Afrânio: Ataque de juíza contra Marielle "é ideológico"

A desembargadora Marília Castro Neves, do Tribunal de Justiça do Rio de Janeiro, utilizou a redes sociais para comentar a execução da vereadora Marielle Franco, do PSOL do Rio de Janeiro. Sem provas, a magistrada acusou a vereadora de estar “engajada com bandidos”, que foi “eleita pelo Comando Vermelho” e que tem “certeza de que seu comportamento” foi “determinante para seu trágico fim”.

Por Dayane Santos

Afrânio Jardim - Reprodução

“A questão é que a tal Marielle não era apenas uma ‘lutadora’, ela estava engajada com bandidos! Foi eleita pelo Comando Vermelho e descumpriu ‘compromissos’ assumidos com seus apoiadores. Ela, mais do que qualquer outra pessoa ‘longe da favela’, sabe como são cobradas as dívidas pelos grupos entre os quais ela transacionava”, disse a desembargadora comentando a postagem feita pelo advogado Paulo Nader.

Por se tratar de uma desembargadora, seu comentário ganhou repercussão e diversas personalidades se manifestaram sobre o assunto condenando a conduta da magistrada.

O PSOL, legenda de Marielle, anunciou que irá entrar com uma representação contra a desembargadora no Conselho Nacional de Justiça (CNJ), além de uma ação criminal por calúnia e difamação.

Com o dever profissional de conhecer e respeitar os princípios constitucionais, Marília disse ao jornal Folha de São Paulo que as informações nas quais ela se baseou para comentar o assunto foram obtidas num texto que teria sido compartilhado por uma amiga.

“Eu postei as informações que li no texto de uma amiga”, contou sem mencionar qualquer coisa sobre a legitimidade das acusações que trazidas à tona.

A desembargadora endossou a narrativa construída pela direita conservadora e facista, que busca desqualificar os que defendem os direitos humanos e denunciam abusos policiais. Marielle foi assassinada com quatro tiros na cabeça.

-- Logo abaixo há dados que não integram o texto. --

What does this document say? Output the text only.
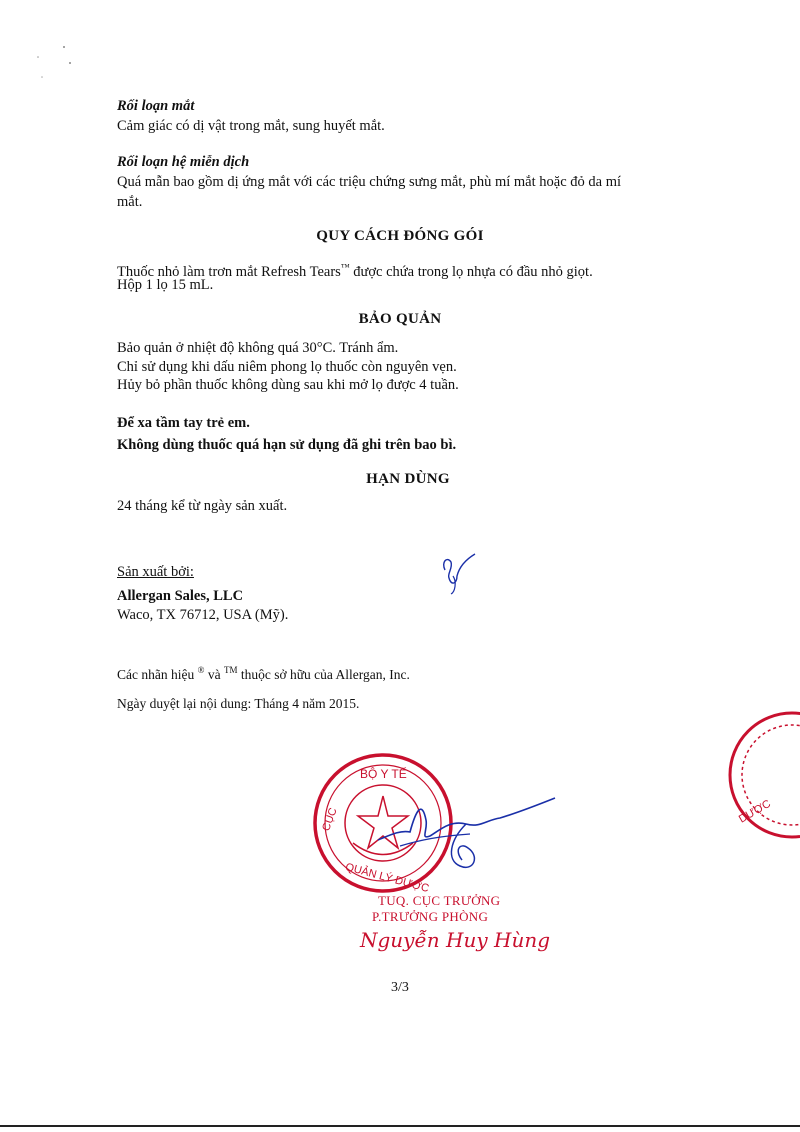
Rối loạn mắt
Cảm giác có dị vật trong mắt, sung huyết mắt.
Rối loạn hệ miễn dịch
Quá mẫn bao gồm dị ứng mắt với các triệu chứng sưng mắt, phù mí mắt hoặc đỏ da mí
mắt.
QUY CÁCH ĐÓNG GÓI
Thuốc nhỏ làm trơn mắt Refresh Tears™ được chứa trong lọ nhựa có đầu nhỏ giọt.
Hộp 1 lọ 15 mL.
BẢO QUẢN
Bảo quản ở nhiệt độ không quá 30°C. Tránh ẩm.
Chỉ sử dụng khi dấu niêm phong lọ thuốc còn nguyên vẹn.
Hủy bỏ phần thuốc không dùng sau khi mở lọ được 4 tuần.
Để xa tầm tay trẻ em.
Không dùng thuốc quá hạn sử dụng đã ghi trên bao bì.
HẠN DÙNG
24 tháng kể từ ngày sản xuất.
Sản xuất bởi:
Allergan Sales, LLC
Waco, TX 76712, USA (Mỹ).
Các nhãn hiệu ® và ™ thuộc sở hữu của Allergan, Inc.
Ngày duyệt lại nội dung: Tháng 4 năm 2015.
DƯỢC
BỘ Y TẾ
CỤC
QUẢN LÝ DƯỢC
TUQ. CỤC TRƯỞNG
P.TRƯỞNG PHÒNG
Nguyễn Huy Hùng
3/3
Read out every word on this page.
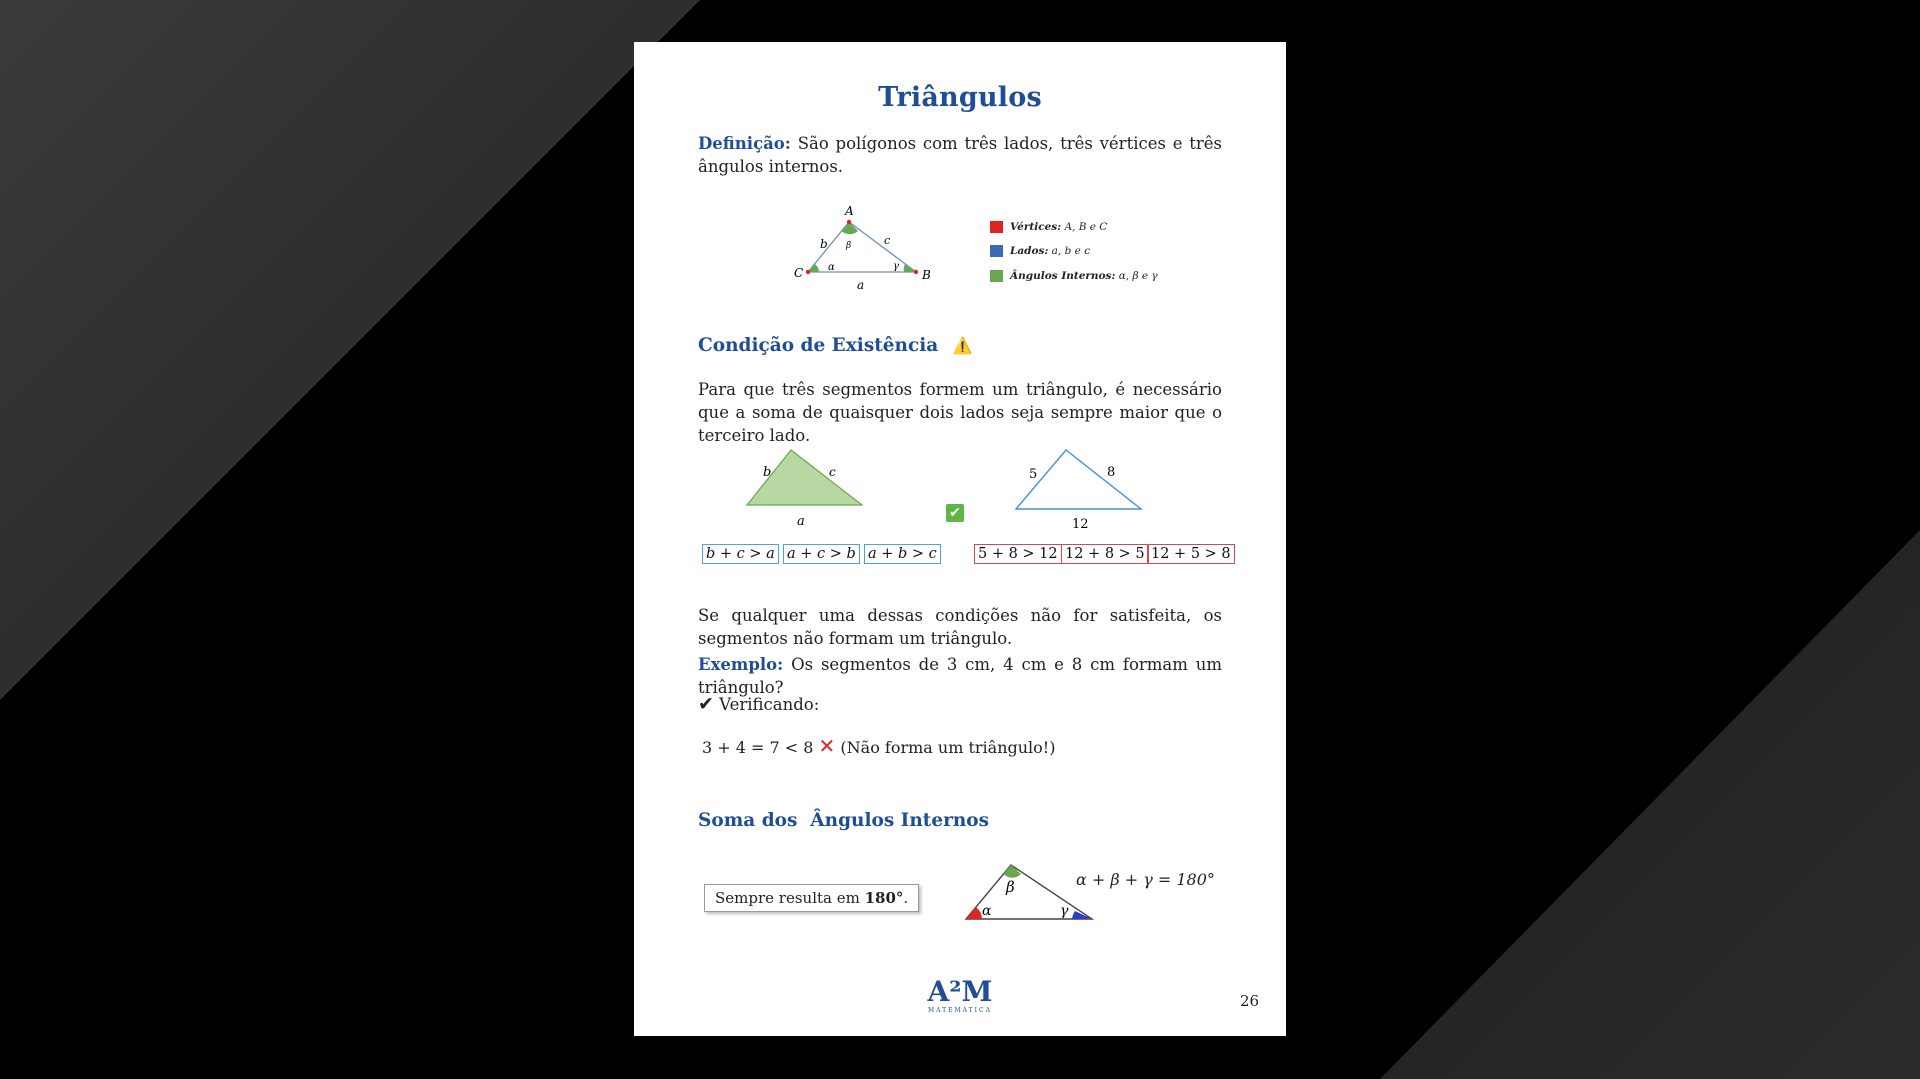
Triângulos
Definição: São polígonos com três lados, três vértices e três ângulos internos.
A
C	B
a
b	c
β
α	γ
Vértices: A, B e C
Lados: a, b e c
Ângulos Internos: α, β e γ
Condição de Existência ⚠️
Para que três segmentos formem um triângulo, é necessário que a soma de quaisquer dois lados seja sempre maior que o terceiro lado.
b	c
a
✔
5	8
12
b + c > a a + c > b a + b > c	5 + 8 > 12 12 + 8 > 5 12 + 5 > 8
Se qualquer uma dessas condições não for satisfeita, os segmentos não formam um triângulo.
Exemplo: Os segmentos de 3 cm, 4 cm e 8 cm formam um triângulo?
✔ Verificando:
3 + 4 = 7 < 8 ✕ (Não forma um triângulo!)
Soma dos  Ângulos Internos
Sempre resulta em 180°.
β
α	γ
α + β + γ = 180°
A²M
MATEMÁTICA
26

O governador do Maranhão e ex-juiz federal, Flávio Dino (PCdoB), defendeu o afastamento da desembargadora. “Sobre essa desembargadora do Rio, órgãos de controle têm o dever legal de esclarecer se ela pratica crimes ou se é inimputável. Em ambos os casos, não pode continuar a julgar outras pessoas”, afirmou o governador.

Para Afrânio Silva Jardim, professor associado de Direito Processual Penal da Uerj, Marília cometeu crime de difamação. “Mas tudo vai depender considerações, de quem vai julgar, a respeito do dolo e valorização da prova. O direito não é uma ciência exata, mas em tese pelo que está dito, isso representa uma difamação que o Código Penal define com bastante precisão”, destacou.

Segundo Afrânio, o comentário da desembargadora “decorre de uma postura ideológica”. “As pessoas acabam ficando cegas por conta do radicalismo ideológico inconsequente. O radicalismo nem sempre é ruim. Pegar as coisas pela raiz não é uma ação de ódio nem inconsequente. Isso decorre evidentemente de uma postura ideológica que é predominante no Poder Judiciário e no Ministério Público. É por isso que estamos vendo políticos, pensadores, intelectuais professores e movimentos do campo da esquerda sendo atacados e perseguidos pelo Poder Judiciário. Lula é uma exemplo disso”, afirmou o jurista, que é procurador aposentado do Ministério Público do Rio de Janeiro.

Ideologia e Judiciário

Afrânio salienta que colocar a questão ideológica no processo impede que o juiz tenha neutralidade. “Ele não tem parcialidade no sentido de estar do lado de uma parte, mas perde a neutralidade na medida em que ele, um ser cidadão que é político, tenha uma visão ideológica que acaba, consciente e inconscientemente, refletindo nas decisões”, reforça.

O jurista contou ainda que conhece a desembargadora. “Eu a conheci como defensora pública. Ele chegou a assistir algumas aulas minhas no mestrado da Uerj, mas abandonou”, disse.

Recentemente a magistrada e ex-presidente do Conselho Nacional de Justiça, Eliana Calmon, disse em entrevista que a Lava Jato não vai chegar ao Poder Judiciário e que os advogados dos delatores aconselham seus clientes a poupar juízes na medida em que isso pode prejudicar o exercício da advocacia.

“Por isso que é importante a OAB (Ordem dos Advogados do Brasil), pois individualmente é complicado. Mas ela [OAB] se omite absurda e lamentavelmente”, destaca Afranio.

O jurista salienta ainda que o mesmo silêncio é percebido entre os juízes. “Os magistrados que defendem Sergio Moro, excessos de prisões, condução coercitiva indevida e ilegalidades, num caso desse [da desembargadora] parece que se omitiram”, afirmou.